Well, let’s look at this “real” world:

  • Sony - Seemingly all data on network leaked. Including social security numbers of 47,000 employees.
  • Ebay - 145 million records leaked.
  • Target - 40 million credit card numbers leaked. 70 million contact details.
  • Home Depot - 56 million credit card numbers leaked. 53 million email addresses.
  • Goodwill Industries - 868,000 credit card numbers
  • JP Morgan - 7 million contact details
  • Neiman Marcus - 350,000 credit card numbers
  • Michaels - 2.6 million credit card numbers.

And that’s just the big ones for 2014 so far.

It’s been reported that there were 761 major breaches in 2014 alone. Exposing well over 83 million records (only counting confirmed records, not including unconfirmed numbers like Ebay). And those are just the major ones.

That doesn’t touch the 100,000+ WordPress sites breached in November. Or the millions of sites hit by the Drupal SQL vulnerability.

The reality is quite grim. Perhaps if others were a bit more “idealist”, this world would be a lot safer.

Being Responsible

The responsible approach is to understand that when it comes to the software that you expose to the internet (the OS, webserver, programming languages, etc), you must run supported versions. And you must run a version with all known security issues fixed.

Running unsupported versions puts everyone at risk.

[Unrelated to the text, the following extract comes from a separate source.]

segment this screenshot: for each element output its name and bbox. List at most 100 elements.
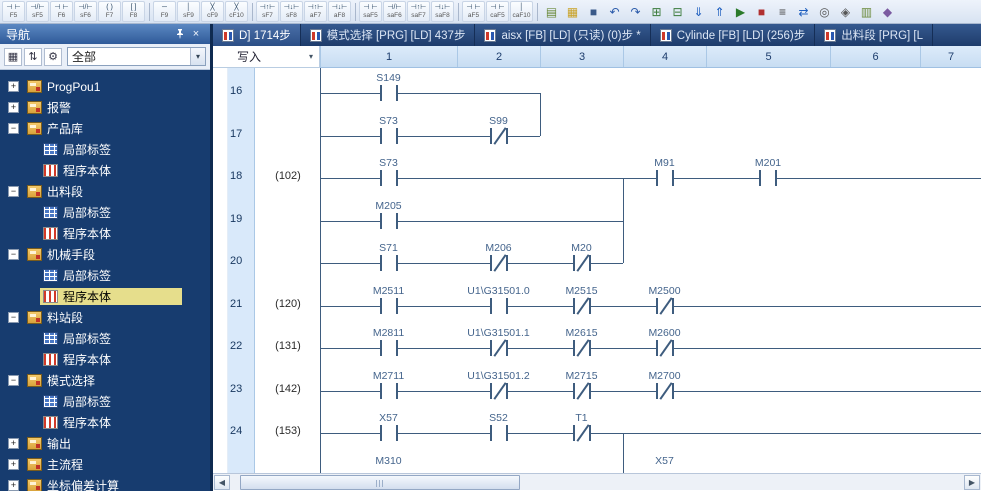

So don’t do it.

Applying This To OSS Version Requirements

There was a Reddit Comment about my PHP version requirements post on r/WordPress:

It’s not the application’s job to force the PHP version onto the hosts, if you ask me, no matter how large the application is in market share.

People who understand the tradeoffs at play will know that they shouldn’t be running old versions, and aren’t. So the question comes, does the application take the responsible line and make the decision for those incapable of making it for themselves (due to lack of skill, knowledge or time)? Or does it pretend that it’s OK?

Some projects can’t just shoot themselves in the foot and cut off developers by forcing a higher dependency than their users want.

And that’s precisely the point that I made in my last post. Those users will upgrade their stacks. Hosts will follow. If users want old, unsupported versions to work they either don’t understand what’s at stake or don’t care. And considering that the impact of their decision is not limited to themselves, it’s irresponsible to support that decision.

You can pretend to care about your users and help them run old versions of software or you can actually care about them and give them incentive to upgrade.

Do the responsible thing, run supported software and encourage your users to as well.